Köşeden çıkan kişi, atlı bir beydi; çocuklar Mösyö Hennebeau'yu tanıyarak, tahta perdenin dibine sindiler. Grev başladığından beri, direnişteki mahallelerde böyle tek başına gezindiği görülüyordu, soğukkanlılık ve cesaret içinde durumu bizzat kendi gözleriyle görmek istiyordu. Şimdiye dek kulağının dibinden tek bir taş bile geçmemiş, sadece kendisini saygıyla selamlayan sessiz sakin insanlar görmüştü; sık sık da siyasete aldırış etmeden, kenarda köşede gönül eğlendiren çiftlere rastlıyordu.
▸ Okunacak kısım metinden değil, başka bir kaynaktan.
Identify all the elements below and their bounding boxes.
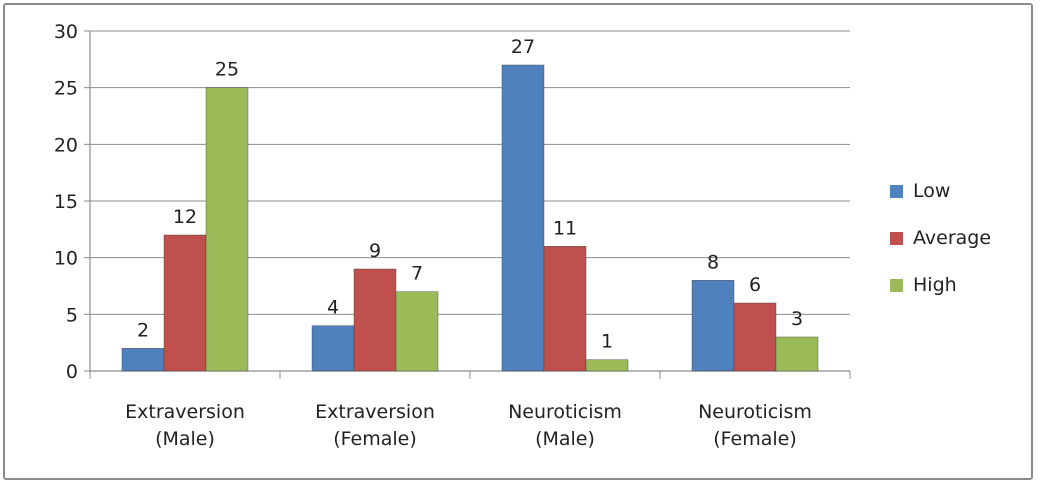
legend-swatch-average [890, 232, 903, 245]
data-label: 1 [601, 331, 613, 353]
bar-low-1 [311, 325, 355, 372]
legend-swatch-high [890, 279, 903, 292]
category-label: (Female) [713, 428, 797, 450]
category-label: Extraversion [125, 401, 245, 423]
bar-average-2 [543, 246, 587, 372]
data-label: 9 [369, 240, 381, 262]
y-tick-label: 30 [54, 21, 78, 43]
bar-high-3 [775, 336, 819, 372]
legend-label-low: Low [913, 180, 950, 202]
bar-chart: 0 5 10 15 20 25 30 2 12 25 Extraversion (Male) 4 9 7 Ex… [54, 21, 991, 450]
bar-low-0 [121, 348, 165, 372]
category-label: Neuroticism [698, 401, 812, 423]
y-tick-label: 20 [54, 134, 78, 156]
data-label: 3 [791, 308, 803, 330]
data-label: 6 [749, 274, 761, 296]
bar-low-2 [501, 64, 545, 372]
bar-high-1 [395, 291, 439, 372]
data-label: 27 [511, 36, 535, 58]
bar-high-0 [205, 87, 249, 372]
y-tick-label: 10 [54, 248, 78, 270]
category-label: (Female) [333, 428, 417, 450]
data-label: 12 [173, 206, 197, 228]
legend-label-average: Average [913, 227, 991, 249]
bar-average-1 [353, 268, 397, 372]
legend-label-high: High [913, 274, 957, 296]
category-label: Extraversion [315, 401, 435, 423]
y-tick-label: 25 [54, 78, 78, 100]
bar-average-0 [163, 234, 207, 372]
data-label: 8 [707, 251, 719, 273]
y-tick-label: 5 [66, 304, 78, 326]
data-label: 2 [137, 319, 149, 341]
chart-frame: 0 5 10 15 20 25 30 2 12 25 Extraversion (Male) 4 9 7 Ex… [3, 3, 1033, 480]
bar-average-3 [733, 302, 777, 372]
category-label: Neuroticism [508, 401, 622, 423]
bar-low-3 [691, 280, 735, 372]
legend-swatch-low [890, 185, 903, 198]
y-tick-label: 0 [66, 361, 78, 383]
data-label: 7 [411, 263, 423, 285]
category-label: (Male) [535, 428, 595, 450]
data-label: 4 [327, 297, 339, 319]
category-label: (Male) [155, 428, 215, 450]
data-label: 11 [553, 217, 577, 239]
data-label: 25 [215, 59, 239, 81]
bar-high-2 [585, 359, 629, 372]
y-tick-label: 15 [54, 191, 78, 213]
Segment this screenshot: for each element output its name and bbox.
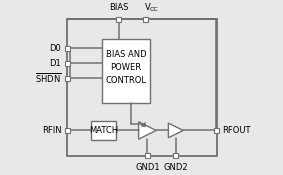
Bar	[173, 153, 178, 159]
Bar	[65, 128, 70, 133]
Bar	[145, 153, 150, 159]
Text: CC: CC	[150, 7, 158, 12]
Text: RFIN: RFIN	[42, 126, 61, 135]
Text: CONTROL: CONTROL	[106, 76, 147, 85]
Text: V: V	[145, 2, 151, 12]
Polygon shape	[168, 123, 183, 138]
Bar	[65, 61, 70, 66]
Text: D1: D1	[50, 59, 61, 68]
Bar	[143, 16, 148, 22]
Text: POWER: POWER	[110, 63, 142, 72]
Text: $\overline{\mathrm{SHDN}}$: $\overline{\mathrm{SHDN}}$	[35, 71, 61, 85]
Polygon shape	[139, 122, 156, 139]
Bar	[91, 121, 116, 140]
Bar	[214, 128, 219, 133]
Bar	[116, 16, 121, 22]
Text: BIAS AND: BIAS AND	[106, 50, 146, 59]
Text: RFOUT: RFOUT	[222, 126, 251, 135]
Text: MATCH: MATCH	[89, 126, 118, 135]
Bar	[65, 46, 70, 51]
Text: GND1: GND1	[135, 163, 160, 172]
Text: GND2: GND2	[163, 163, 188, 172]
Bar	[65, 76, 70, 81]
Text: D0: D0	[50, 44, 61, 53]
Bar	[67, 19, 217, 156]
Polygon shape	[141, 122, 145, 127]
Bar	[102, 39, 150, 103]
Text: BIAS: BIAS	[109, 2, 129, 12]
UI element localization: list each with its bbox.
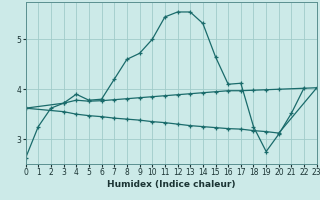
X-axis label: Humidex (Indice chaleur): Humidex (Indice chaleur) <box>107 180 236 189</box>
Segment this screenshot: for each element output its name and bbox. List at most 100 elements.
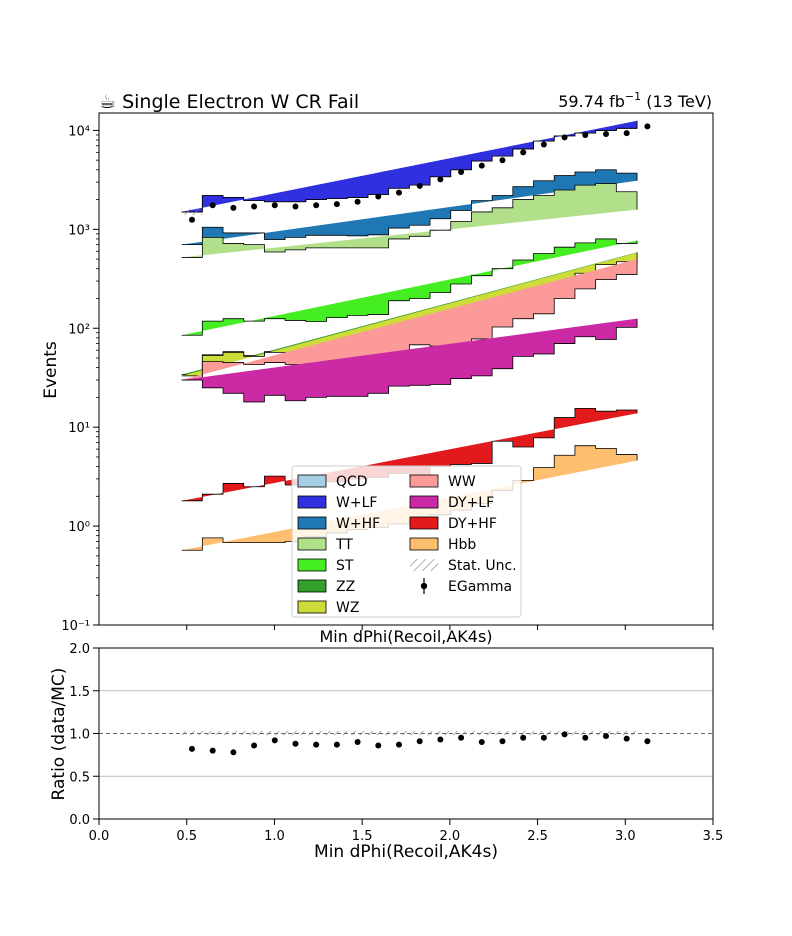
ratio-points — [188, 731, 651, 756]
ratio-x-tick-label: 3.5 — [703, 829, 724, 844]
ratio-point — [582, 734, 589, 741]
data-point — [251, 203, 258, 210]
data-point — [561, 134, 568, 141]
data-point — [395, 189, 402, 196]
legend-swatch — [409, 537, 439, 551]
data-point — [478, 162, 485, 169]
legend-swatch — [297, 537, 327, 551]
ratio-point — [623, 735, 630, 742]
data-point — [416, 182, 423, 189]
y-tick-label: 10⁴ — [68, 124, 90, 139]
legend-label: ST — [336, 558, 354, 574]
legend-label: Stat. Unc. — [448, 558, 517, 574]
legend-swatch — [409, 495, 439, 509]
ratio-point — [395, 741, 402, 748]
data-point — [602, 131, 609, 138]
y-tick-label: 10⁰ — [68, 520, 90, 535]
ratio-point — [354, 739, 361, 746]
legend-swatch — [409, 474, 439, 488]
ratio-point — [561, 731, 568, 738]
data-point — [644, 123, 651, 130]
legend: QCD WW W+LF DY+LF W+HF DY+HF TT Hbb ST Stat. Unc.… — [291, 465, 522, 618]
legend-swatch — [297, 600, 327, 614]
ratio-x-axis-label: Min dPhi(Recoil,AK4s) — [314, 842, 498, 862]
ratio-x-tick-label: 3.0 — [615, 829, 636, 844]
data-point — [354, 198, 361, 205]
ratio-x-ticks: 0.0 0.5 1.0 1.5 2.0 2.5 3.0 3.5 — [89, 819, 724, 844]
data-point — [333, 201, 340, 208]
lumi-label: 59.74 fb−1 (13 TeV) — [558, 90, 712, 111]
ratio-y-tick-label: 2.0 — [69, 642, 90, 657]
ratio-point — [209, 747, 216, 754]
ratio-point — [188, 745, 195, 752]
ratio-point — [520, 734, 527, 741]
legend-swatch — [297, 558, 327, 572]
legend-swatch — [297, 579, 327, 593]
data-point — [271, 202, 278, 209]
legend-label: QCD — [336, 474, 368, 490]
ratio-point — [478, 739, 485, 746]
legend-label: WW — [448, 474, 476, 490]
ratio-y-tick-label: 1.5 — [69, 685, 90, 700]
y-tick-label: 10² — [68, 322, 90, 337]
legend-label: W+HF — [336, 516, 380, 532]
ratio-point — [644, 738, 651, 745]
legend-swatch — [297, 516, 327, 530]
data-point — [375, 193, 382, 200]
ratio-x-tick-label: 1.0 — [264, 829, 285, 844]
data-point — [540, 141, 547, 148]
ratio-x-tick-label: 0.0 — [89, 829, 110, 844]
ratio-y-tick-label: 0.5 — [69, 770, 90, 785]
ratio-point — [292, 740, 299, 747]
main-x-axis-label: Min dPhi(Recoil,AK4s) — [319, 627, 492, 646]
y-tick-label: 10¹ — [68, 421, 90, 436]
data-point — [499, 157, 506, 164]
ratio-plot: 0.0 0.5 1.0 1.5 2.0 0.0 0.5 1.0 1.5 2.0 2.5 3.0 3.5… — [49, 642, 723, 862]
ratio-point — [437, 736, 444, 743]
ratio-point — [251, 742, 258, 749]
ratio-point — [230, 749, 237, 756]
ratio-point — [602, 733, 609, 740]
legend-label: DY+HF — [448, 516, 497, 532]
stat-unc-hatch — [181, 208, 203, 215]
ratio-point — [313, 741, 320, 748]
data-point — [313, 202, 320, 209]
data-points — [188, 123, 651, 223]
ratio-point — [375, 742, 382, 749]
main-plot-frame — [98, 112, 714, 626]
energy-label: (13 TeV) — [641, 92, 712, 111]
main-x-ticks — [186, 625, 714, 630]
legend-label: WZ — [336, 600, 359, 616]
data-point — [209, 202, 216, 209]
ratio-x-tick-label: 1.5 — [352, 829, 373, 844]
legend-label: Hbb — [448, 537, 476, 553]
plot-title: ☕ Single Electron W CR Fail — [99, 91, 359, 113]
legend-swatch — [297, 495, 327, 509]
data-point — [188, 216, 195, 223]
stack-layers — [181, 120, 638, 551]
ratio-x-tick-label: 2.5 — [527, 829, 548, 844]
main-y-ticks: 10⁻¹ 10⁰ 10¹ 10² 10³ 10⁴ — [61, 124, 99, 634]
legend-swatch — [409, 516, 439, 530]
legend-swatch — [410, 559, 438, 571]
lumi-value: 59.74 fb — [558, 92, 625, 111]
stack-dy-lf — [181, 318, 638, 403]
stack-tt — [181, 183, 638, 258]
stack-w-hf — [181, 169, 638, 246]
data-point — [458, 168, 465, 175]
ratio-y-axis-label: Ratio (data/MC) — [49, 668, 69, 801]
stack-st — [181, 238, 638, 336]
lumi-exponent: −1 — [625, 90, 641, 103]
ratio-point — [333, 741, 340, 748]
ratio-point — [416, 738, 423, 745]
ratio-y-ticks: 0.0 0.5 1.0 1.5 2.0 — [69, 642, 99, 828]
legend-box — [291, 465, 522, 618]
data-point — [437, 176, 444, 183]
data-point — [230, 204, 237, 211]
legend-label: TT — [335, 537, 353, 553]
data-point — [623, 130, 630, 137]
ratio-x-tick-label: 0.5 — [176, 829, 197, 844]
ratio-point — [271, 737, 278, 744]
data-point — [582, 131, 589, 138]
Kısrağını tırısa kaldırıyor, kimseyi rahatsız etmemek için dümdüz önüne bakarak geçip gidiyor, ama özgürce ve doyasıya yaşanan bu aşklar karşısında yüreği tatmin edilmemiş bir arzuyla kabarıyordu. Lydie'nin üzerine kapanarak gizlenen yumurcakları hemen fark etmişti. Demek ufacık çocuklar bile birbirlerine sürtünerek sefaletlerini unutmaya çalışıyorlardı! Gözleri dolmuştu, askerî tarzda iliklenmiş redingotuyla, eyerinin üzerinde dimdik uzaklaştı.

"Kör talih!" dedi Jeanlin, "bunların ardı arkası kesilmeyecek... Hadi, Bébert! Kuyruğuna yapış da kap şu balığı!"

Ama iki kişi daha geliyordu, çocuk tam küfürü basacaktı ki ağabeyi Zacharie'nin sesini duydu, Mouquet'ye karısının eteğine diktiği kırk meteliği nasıl bulduğunu anlatıyordu. Birbirlerinin omuzlarına vurarak keyifle gülüyorlardı. Mouquet'nin aklına ertesi gün sıkı bir çomak partisi çevirmek geldi: Saat ikide Avantage'dan yola çıkacak, Marchiennes yakınlarındaki Montoire'a gideceklerdi. Zacharie hemen kabul etti. Grevle başlarını ağrıtmaya değer miydi? İşleri güçleri olmadığına göre eğlenmeye bakmalıydılar! Yolun köşesini dönerlerken, kanal tarafından gelen Étienne onları durdurdu ve bir şeyler anlatmaya başladı.

"Geceyi burada mı geçirecekler yoksa?" dedi öfkelenen Jeanlin. "Hava karardı, kocakarı çuvalları içeri almaya başladı bile."

Başka bir madenci Réquillart'a doğru inmekteydi. Étienne onunla birlikte uzaklaştı; tahta perdenin önünden geçerlerken Jeanlin onların ormandan söz ettiklerini duydu: Bir gün içinde bütün mahallelere haber ulaştıramayacaklarını düşünerek, toplantıyı bir sonraki güne ertelemek zorunda kalmışlardı.

"Baksanıza," diye fısıldadı arkadaşlarına, "asıl eğlence yarın. Orada olmak gerek. Öğleden sonra gideriz, tamam mı?"

Nihayet yol boşalınca, Bébert'i gönderdi.

"Göreyim seni! Kuyruğuna yapışıp çek!.. Ama dikkatli ol, kocakarının süpürgesi var."

Neyse ki hava iyice kararmıştı. Bébert yerinden fırladığı gibi morinanın kuyruğuna asılıp ipini kopardı. Balığı uçurtma gibi sallayarak koşmaya başladı, diğer ikisi de onun peşindeydi, üçü birlikte tabanları yağladılar. Neler olup bittiğini anlamayan bakkal kadın dükkândan dışarı çıktı, ama karanlıkta gözden kaybolan çocukları göremediği için şaşkın şaşkın bakakaldı.